- Born: Marcelle Helen Barkley December 7, 1911 Madras, Oregon
- Died: January 9, 1964 (aged 52) Reno, Nevada
- Occupations: Educator, skier
- Known for: Establishing the Sky Tavern Junior Ski Program
- Spouse: Walter Herz
- Children: 1

= Marce Herz =

American educator and athlete (1911–1964)

Marce Herz (December 7, 1911 – January 9, 1964) was an American educator and professional skier. Herz is known for establishing the Sky Tavern Junior Ski Program at Sky Tavern Ski Area and educating children in preschool and elementary school. A middle school in Reno, Nevada, is named after her.

== Early life and education ==
Marcelle Helen Barkley was born in Madras, Oregon, on December 7, 1911. She was one of eleven children of James Barkley from Kentucky and Viola Barkley, his second wife. In 1916 they moved to Nevada City, Nevada and then to Fairview. A few years later, they later moved to Rocklin and later Sacramento, California.

She set the world record for the 440-yard run in May 1927, and in 1929 at Sacramento High School, she won a U.S. track championship in 800 meter. Herz graduated University of Nevada, Reno with a Bachelor of Science in zoology. She earned a teaching credential for high school in 1933.

== Career ==
Herz began teaching elementary school in rural Nevada communities. She later moved to Mt. Rose Elementary School until World War II, when she began teaching in Hawthorne. She quickly moved to South Lake Tahoe, California, where she ran a one-room school. Towards the end of World War II, Herz opened Fenway School, a preschool in Reno near Mt. Rose Elementary that was in operation between 1945 and at least 1951. In its latter years, the school likely served third through sixth grade and encouraged outdoor education. In 1953 she established Reno Pre-School Inc. in the same location as the Fenway School.

Between 1948 and 1949, Herz, along with Hal Codding and Keaton Ramsey started the Sky Tavern Junior Ski Program for children in Reno. The Nevada State Journal, now known as the Reno Gazette-Journal, reported in October 1953 between 2,500 and 3,000 children were skiing in the program. The program taught several notable athletes, including Dick Dorworth.

Herz also wrote the Slalom Column for what was then the Reno Evening Gazette (now the Reno Gazette-Journal) from 1949 to the early 1960s. She was part of the press corps for the 1960 Winter Olympics.
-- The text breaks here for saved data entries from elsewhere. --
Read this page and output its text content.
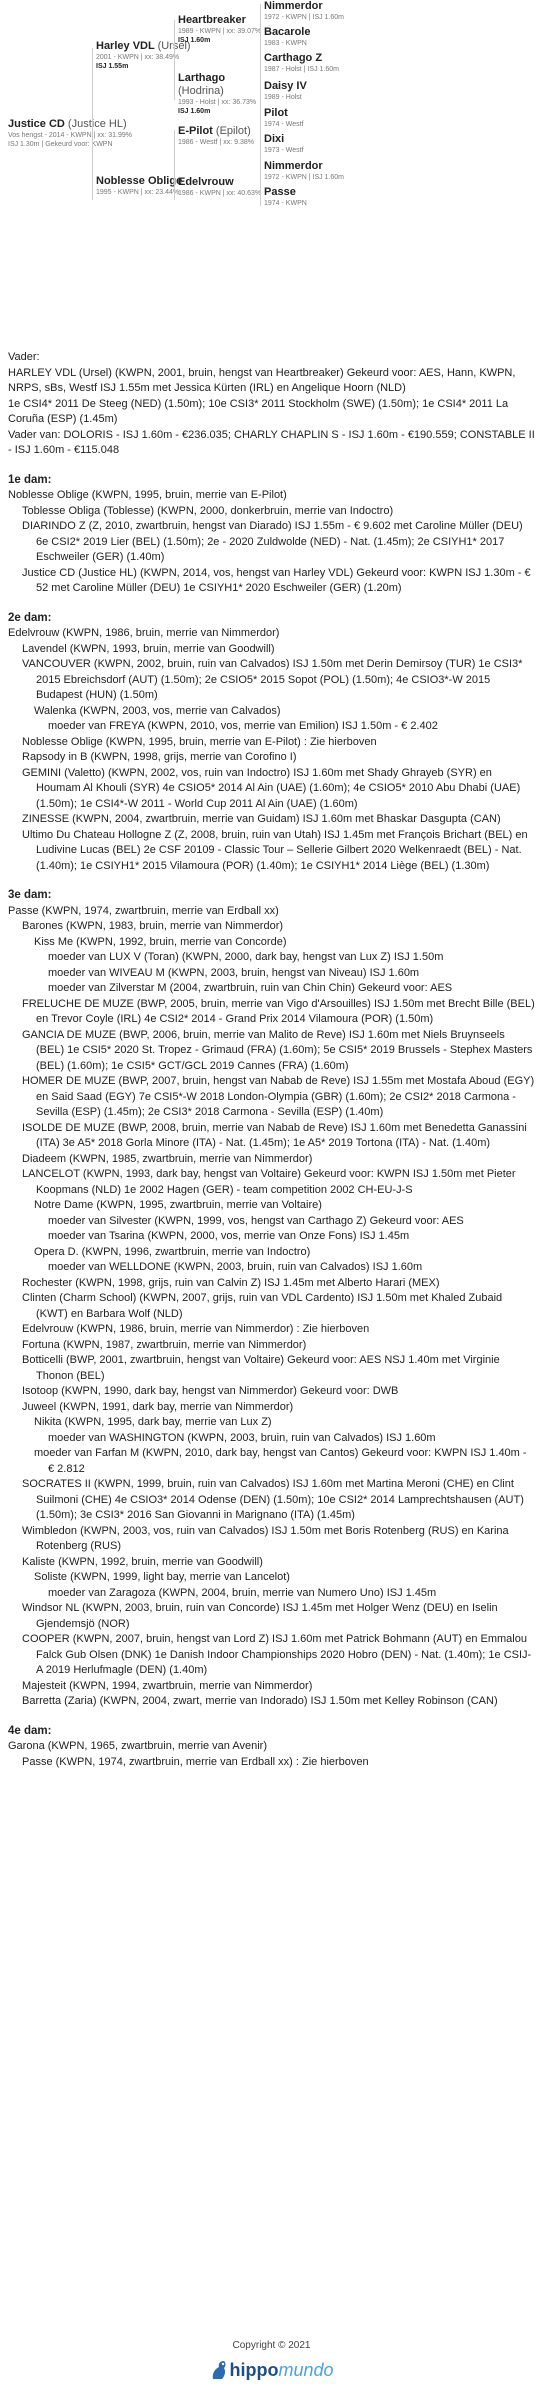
Justice CD (Justice HL)
Vos hengst - 2014 - KWPN | xx: 31.99%
ISJ 1.30m | Gekeurd voor: KWPN
Harley VDL (Ursel)
2001 - KWPN | xx: 38.49%
ISJ 1.55m
Noblesse Oblige
1995 - KWPN | xx: 23.44%
Heartbreaker
1989 - KWPN | xx: 39.07%
ISJ 1.60m
Larthago (Hodrina)
1993 - Holst | xx: 36.73%
ISJ 1.60m
E-Pilot (Epilot)
1986 - Westf | xx: 9.38%
Edelvrouw
1986 - KWPN | xx: 40.63%
Nimmerdor
1972 - KWPN | ISJ 1.60m
Bacarole
1983 - KWPN
Carthago Z
1987 - Holst | ISJ 1.60m
Daisy IV
1989 - Holst
Pilot
1974 - Westf
Dixi
1973 - Westf
Nimmerdor
1972 - KWPN | ISJ 1.60m
Passe
1974 - KWPN
Vader:
HARLEY VDL (Ursel) (KWPN, 2001, bruin, hengst van Heartbreaker) Gekeurd voor: AES, Hann, KWPN, NRPS, sBs, Westf ISJ 1.55m met Jessica Kürten (IRL) en Angelique Hoorn (NLD)
1e CSI4* 2011 De Steeg (NED) (1.50m); 10e CSI3* 2011 Stockholm (SWE) (1.50m); 1e CSI4* 2011 La Coruña (ESP) (1.45m)
Vader van: DOLORIS - ISJ 1.60m - €236.035; CHARLY CHAPLIN S - ISJ 1.60m - €190.559; CONSTABLE II - ISJ 1.60m - €115.048
1e dam:
Noblesse Oblige (KWPN, 1995, bruin, merrie van E-Pilot)
Toblesse Obliga (Toblesse) (KWPN, 2000, donkerbruin, merrie van Indoctro)
DIARINDO Z (Z, 2010, zwartbruin, hengst van Diarado) ISJ 1.55m - € 9.602 met Caroline Müller (DEU) 6e CSI2* 2019 Lier (BEL) (1.50m); 2e - 2020 Zuldwolde (NED) - Nat. (1.45m); 2e CSIYH1* 2017 Eschweiler (GER) (1.40m)
Justice CD (Justice HL) (KWPN, 2014, vos, hengst van Harley VDL) Gekeurd voor: KWPN ISJ 1.30m - € 52 met Caroline Müller (DEU) 1e CSIYH1* 2020 Eschweiler (GER) (1.20m)
2e dam:
Edelvrouw (KWPN, 1986, bruin, merrie van Nimmerdor)
Lavendel (KWPN, 1993, bruin, merrie van Goodwill)
VANCOUVER (KWPN, 2002, bruin, ruin van Calvados) ISJ 1.50m met Derin Demirsoy (TUR) 1e CSI3* 2015 Ebreichsdorf (AUT) (1.50m); 2e CSIO5* 2015 Sopot (POL) (1.50m); 4e CSIO3*-W 2015 Budapest (HUN) (1.50m)
Walenka (KWPN, 2003, vos, merrie van Calvados)
moeder van FREYA (KWPN, 2010, vos, merrie van Emilion) ISJ 1.50m - € 2.402
Noblesse Oblige (KWPN, 1995, bruin, merrie van E-Pilot) : Zie hierboven
Rapsody in B (KWPN, 1998, grijs, merrie van Corofino I)
GEMINI (Valetto) (KWPN, 2002, vos, ruin van Indoctro) ISJ 1.60m met Shady Ghrayeb (SYR) en Houmam Al Khouli (SYR) 4e CSIO5* 2014 Al Ain (UAE) (1.60m); 4e CSIO5* 2010 Abu Dhabi (UAE) (1.50m); 1e CSI4*-W 2011 - World Cup 2011 Al Ain (UAE) (1.60m)
ZINESSE (KWPN, 2004, zwartbruin, merrie van Guidam) ISJ 1.60m met Bhaskar Dasgupta (CAN)
Ultimo Du Chateau Hollogne Z (Z, 2008, bruin, ruin van Utah) ISJ 1.45m met François Brichart (BEL) en Ludivine Lucas (BEL) 2e CSF 20109 - Classic Tour – Sellerie Gilbert 2020 Welkenraedt (BEL) - Nat. (1.40m); 1e CSIYH1* 2015 Vilamoura (POR) (1.40m); 1e CSIYH1* 2014 Liège (BEL) (1.30m)
3e dam:
Passe (KWPN, 1974, zwartbruin, merrie van Erdball xx)
Barones (KWPN, 1983, bruin, merrie van Nimmerdor)
Kiss Me (KWPN, 1992, bruin, merrie van Concorde)
moeder van LUX V (Toran) (KWPN, 2000, dark bay, hengst van Lux Z) ISJ 1.50m
moeder van WIVEAU M (KWPN, 2003, bruin, hengst van Niveau) ISJ 1.60m
moeder van Zilverstar M (2004, zwartbruin, ruin van Chin Chin) Gekeurd voor: AES
FRELUCHE DE MUZE (BWP, 2005, bruin, merrie van Vigo d'Arsouilles) ISJ 1.50m met Brecht Bille (BEL) en Trevor Coyle (IRL) 4e CSI2* 2014 - Grand Prix 2014 Vilamoura (POR) (1.50m)
GANCIA DE MUZE (BWP, 2006, bruin, merrie van Malito de Reve) ISJ 1.60m met Niels Bruynseels (BEL) 1e CSI5* 2020 St. Tropez - Grimaud (FRA) (1.60m); 5e CSI5* 2019 Brussels - Stephex Masters (BEL) (1.60m); 1e CSI5* GCT/GCL 2019 Cannes (FRA) (1.60m)
HOMER DE MUZE (BWP, 2007, bruin, hengst van Nabab de Reve) ISJ 1.55m met Mostafa Aboud (EGY) en Said Saad (EGY) 7e CSI5*-W 2018 London-Olympia (GBR) (1.60m); 2e CSI2* 2018 Carmona - Sevilla (ESP) (1.45m); 2e CSI3* 2018 Carmona - Sevilla (ESP) (1.40m)
ISOLDE DE MUZE (BWP, 2008, bruin, merrie van Nabab de Reve) ISJ 1.60m met Benedetta Ganassini (ITA) 3e A5* 2018 Gorla Minore (ITA) - Nat. (1.45m); 1e A5* 2019 Tortona (ITA) - Nat. (1.40m)
Diadeem (KWPN, 1985, zwartbruin, merrie van Nimmerdor)
LANCELOT (KWPN, 1993, dark bay, hengst van Voltaire) Gekeurd voor: KWPN ISJ 1.50m met Pieter Koopmans (NLD) 1e 2002 Hagen (GER) - team competition 2002 CH-EU-J-S
Notre Dame (KWPN, 1995, zwartbruin, merrie van Voltaire)
moeder van Silvester (KWPN, 1999, vos, hengst van Carthago Z) Gekeurd voor: AES
moeder van Tsarina (KWPN, 2000, vos, merrie van Onze Fons) ISJ 1.45m
Opera D. (KWPN, 1996, zwartbruin, merrie van Indoctro)
moeder van WELLDONE (KWPN, 2003, bruin, ruin van Calvados) ISJ 1.60m
Rochester (KWPN, 1998, grijs, ruin van Calvin Z) ISJ 1.45m met Alberto Harari (MEX)
Clinten (Charm School) (KWPN, 2007, grijs, ruin van VDL Cardento) ISJ 1.50m met Khaled Zubaid (KWT) en Barbara Wolf (NLD)
Edelvrouw (KWPN, 1986, bruin, merrie van Nimmerdor) : Zie hierboven
Fortuna (KWPN, 1987, zwartbruin, merrie van Nimmerdor)
Botticelli (BWP, 2001, zwartbruin, hengst van Voltaire) Gekeurd voor: AES NSJ 1.40m met Virginie Thonon (BEL)
Isotoop (KWPN, 1990, dark bay, hengst van Nimmerdor) Gekeurd voor: DWB
Juweel (KWPN, 1991, dark bay, merrie van Nimmerdor)
Nikita (KWPN, 1995, dark bay, merrie van Lux Z)
moeder van WASHINGTON (KWPN, 2003, bruin, ruin van Calvados) ISJ 1.60m
moeder van Farfan M (KWPN, 2010, dark bay, hengst van Cantos) Gekeurd voor: KWPN ISJ 1.40m - € 2.812
SOCRATES II (KWPN, 1999, bruin, ruin van Calvados) ISJ 1.60m met Martina Meroni (CHE) en Clint Suilmoni (CHE) 4e CSIO3* 2014 Odense (DEN) (1.50m); 10e CSI2* 2014 Lamprechtshausen (AUT) (1.50m); 3e CSI3* 2016 San Giovanni in Marignano (ITA) (1.45m)
Wimbledon (KWPN, 2003, vos, ruin van Calvados) ISJ 1.50m met Boris Rotenberg (RUS) en Karina Rotenberg (RUS)
Kaliste (KWPN, 1992, bruin, merrie van Goodwill)
Soliste (KWPN, 1999, light bay, merrie van Lancelot)
moeder van Zaragoza (KWPN, 2004, bruin, merrie van Numero Uno) ISJ 1.45m
Windsor NL (KWPN, 2003, bruin, ruin van Concorde) ISJ 1.45m met Holger Wenz (DEU) en Iselin Gjendemsjö (NOR)
COOPER (KWPN, 2007, bruin, hengst van Lord Z) ISJ 1.60m met Patrick Bohmann (AUT) en Emmalou Falck Gub Olsen (DNK) 1e Danish Indoor Championships 2020 Hobro (DEN) - Nat. (1.40m); 1e CSIJ-A 2019 Herlufmagle (DEN) (1.40m)
Majesteit (KWPN, 1994, zwartbruin, merrie van Nimmerdor)
Barretta (Zaria) (KWPN, 2004, zwart, merrie van Indorado) ISJ 1.50m met Kelley Robinson (CAN)
4e dam:
Garona (KWPN, 1965, zwartbruin, merrie van Avenir)
Passe (KWPN, 1974, zwartbruin, merrie van Erdball xx) : Zie hierboven
Copyright © 2021
hippo mundo
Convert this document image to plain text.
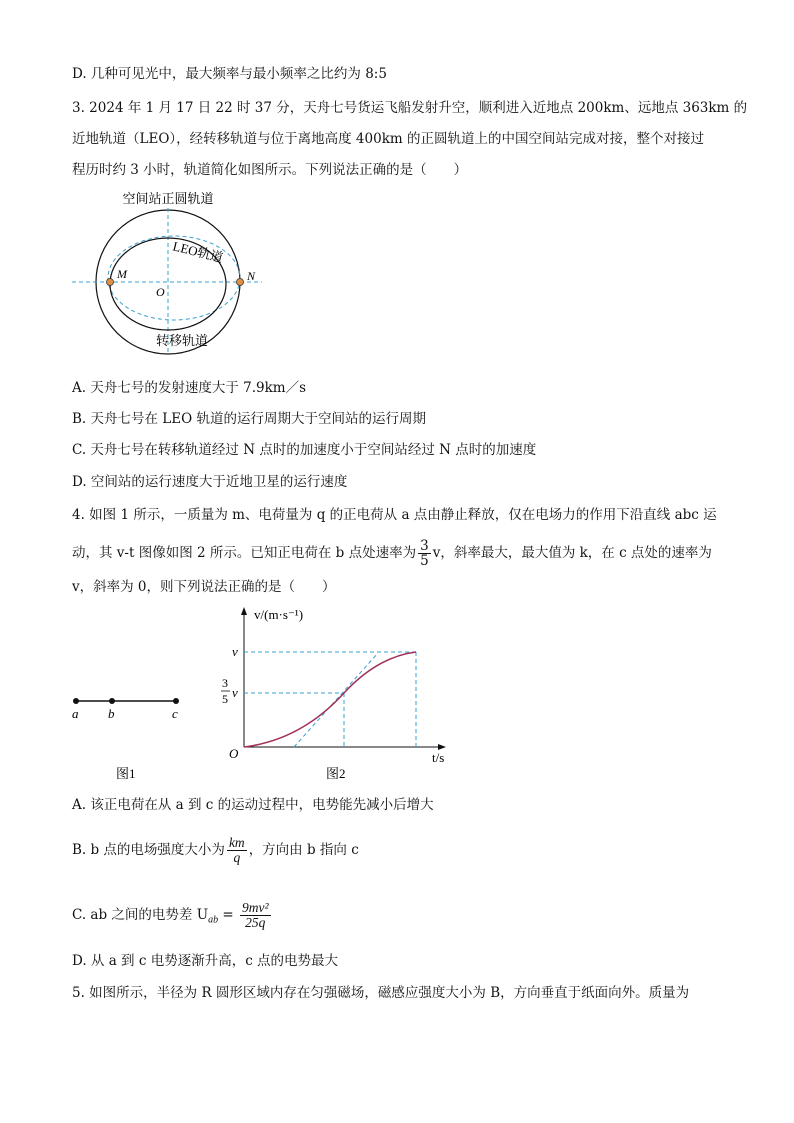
D. 几种可见光中，最大频率与最小频率之比约为 8:5
3. 2024 年 1 月 17 日 22 时 37 分，天舟七号货运飞船发射升空，顺利进入近地点 200km、远地点 363km 的
近地轨道（LEO），经转移轨道与位于离地高度 400km 的正圆轨道上的中国空间站完成对接，整个对接过
程历时约 3 小时，轨道简化如图所示。下列说法正确的是（　　）
空间站正圆轨道
M	N
O
LEO轨道
转移轨道
A. 天舟七号的发射速度大于 7.9km／s
B. 天舟七号在 LEO 轨道的运行周期大于空间站的运行周期
C. 天舟七号在转移轨道经过 N 点时的加速度小于空间站经过 N 点时的加速度
D. 空间站的运行速度大于近地卫星的运行速度
4. 如图 1 所示，一质量为 m、电荷量为 q 的正电荷从 a 点由静止释放，仅在电场力的作用下沿直线 abc 运
动，其 v-t 图像如图 2 所示。已知正电荷在 b 点处速率为 $\frac{3}{5}$ v，斜率最大，最大值为 k，在 c 点处的速率为
v，斜率为 0，则下列说法正确的是（　　）
a b	c
图1
v/(m·s⁻¹)
t/s
O
v
3
5 v
图2
A. 该正电荷在从 a 到 c 的运动过程中，电势能先减小后增大
B. b 点的电场强度大小为 $\frac{km}{q}$ ，方向由 b 指向 c
C. ab 之间的电势差 $U_{ab} = \frac{\text{9mv²}}{25q}$
D. 从 a 到 c 电势逐渐升高，c 点的电势最大
5. 如图所示，半径为 R 圆形区域内存在匀强磁场，磁感应强度大小为 B，方向垂直于纸面向外。质量为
Herz won the Nevada State Ski Championship in 1949 and 1950.

== Personal life ==
Herz married Howard Herz on January 2, 1946 and they skied together in the Reno Ski Club. They had one child, Howard Herz. She was an avid golfer.

== Death and legacy ==
Herz died on January 9, 1964, due to metastatic carcinoma. The Sky Tavern Junior Ski Program is now the largest nonprofit skiing and snowboarding organization in the United States. Marce Herz Middle School in Reno, Nevada, is named after her.